Entertainment
Extremely R-Rated 90’s Sci-Fi Thriller Is A Mind-Bending Hidden Gem
By Robert Scucci
| Published

Nearly a decade before The Matrix proposed the whole brain in a jar idea that we all know and love, or are genuinely afraid is an accurate depiction of our simulation-induced reality we are not yet ready to face, writer director Adam Simon gave us 1990’s Brain Dead. While there is not a red or blue pill to be found in Brain Dead, we are taken on a trip through the human psyche at its most fractured, resulting in a visually disturbing journey through the subconscious that is not afraid to hallucinate your greatest fears into existence. Starring and carried by Bill Pullman and Bill Paxton, Brain Dead is one of those increasingly odd trips through the human mind that is willing to get violent and kaleidoscopic to drive its point home.
With a reported budget of $2 million dollars, Brain Dead was always destined to become a cult classic thanks to its cheap but clever special effects, surreal set design, and constantly unraveling narrative that keeps you questioning what is real versus what is imagined. Bill Pullman’s straight-faced concern with his own mental wellbeing as his research sends him spiraling is especially effective here, because this film fully commits to taking you on a trip. Any overacting would have softened its impact, and Pullman wisely avoids that trap.
What makes the experience even stronger is Bill Paxton, who also plays things surprisingly straight. He brings a level of corporate scumbaggery to the mix that only he could convincingly deliver, grounding the film’s more outlandish ideas in something that feels uncomfortably familiar.
Brains In A Jar, Near And Far
Brain Dead introduces us to Dr. Rex Martin (Bill Pullman), a highly respected neurosurgeon who focuses his research on mental abnormalities through brain mapping. Rex knows his stuff and takes his work seriously, so seriously that when he is approached by old friend Jim Reston (Bill Paxton), a successful entrepreneur working with the Eunice Corporation, the offer immediately raises red flags. Jim looks the part, with slicked back hair and a fixation on results and the bottom line in whatever experiments Eunice is overseeing without any regard for their ethical implications.
Jim’s proposition to Rex is simple but morally grey.
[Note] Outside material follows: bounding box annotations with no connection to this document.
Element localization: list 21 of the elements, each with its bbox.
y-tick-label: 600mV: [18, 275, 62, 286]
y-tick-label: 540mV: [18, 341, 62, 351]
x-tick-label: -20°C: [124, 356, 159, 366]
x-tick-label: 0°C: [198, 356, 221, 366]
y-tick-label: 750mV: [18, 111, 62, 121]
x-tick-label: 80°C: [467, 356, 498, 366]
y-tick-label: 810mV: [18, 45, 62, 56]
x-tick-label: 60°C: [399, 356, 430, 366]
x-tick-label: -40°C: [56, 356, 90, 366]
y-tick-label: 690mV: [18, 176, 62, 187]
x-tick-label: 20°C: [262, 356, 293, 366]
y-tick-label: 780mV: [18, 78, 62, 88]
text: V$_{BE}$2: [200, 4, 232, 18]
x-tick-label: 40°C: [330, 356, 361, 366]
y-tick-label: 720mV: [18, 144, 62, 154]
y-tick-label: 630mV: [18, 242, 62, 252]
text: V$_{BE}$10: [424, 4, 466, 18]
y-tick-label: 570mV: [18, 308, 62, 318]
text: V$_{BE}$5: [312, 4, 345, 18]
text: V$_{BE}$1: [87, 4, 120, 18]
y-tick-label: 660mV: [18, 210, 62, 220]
He wants Rex to map the brain of a psychotic mathematician named Jack Halsey (Bud Cort), who previously worked for Eunice before going off the deep end and destroying his own research. Rex’s job is to poke around inside Halsey’s brain in hopes of either recovering the lost research or wiping his mental slate clean so the information cannot be shared with competing companies.
Conflicted about the work, Rex decides to interview Halsey to size up the job. What he finds is a broken man who talks a mile a minute and speaks almost exclusively in conspiracy theories. After Rex is struck by a van, he wakes up and inexplicably decides to move forward with the research, setting off a chain reaction of traumatizing events that he can no longer distinguish as real or imagined.
Rex soon learns that Halsey murdered his family and research assistants after completing his work, and that a man named Conklin (Nicholas Pryor) may actually be behind the slayings for reasons that remain unclear. As Rex begins exhibiting the same paranoid behavior as Halsey, especially after losing his grants and laboratory access, he finds himself trapped inside a labyrinthian mystery involving Halsey, Conklin, Jim, and Eunice. Solving it may be the only thing standing between him and the complete loss of his faculties.
A Stylish, Low-Budget Cult Classic
Brain Dead thrives on showing rather than telling, forcing the viewer to piece the mystery together with the same creeping paranoia its protagonist experiences in real time. The film earns serious points for suggesting that we might all be brains living in jars housed by the Eunice Corporation, while never fully committing to that explanation. Just because the idea is implied does not mean it is true, and that uncertainty is part of the appeal.
Bill Paxton delivers the goods as a corporate sleazebag desperate to placate shareholders by extracting valuable research at any cost, which perfectly offsets Rex’s more ethically driven approach to the work. The tension between those perspectives gives the film its emotional weight beneath all the hallucinations and fractured realities.
Is Rex losing his mind because he has gone too deep into his own research, or is he on the verge of exposing a conspiracy involving brain manipulation at the hands of the Eunice Corporation? The only way to find out is by watching Brain Dead, which is currently streaming for free on Tubi.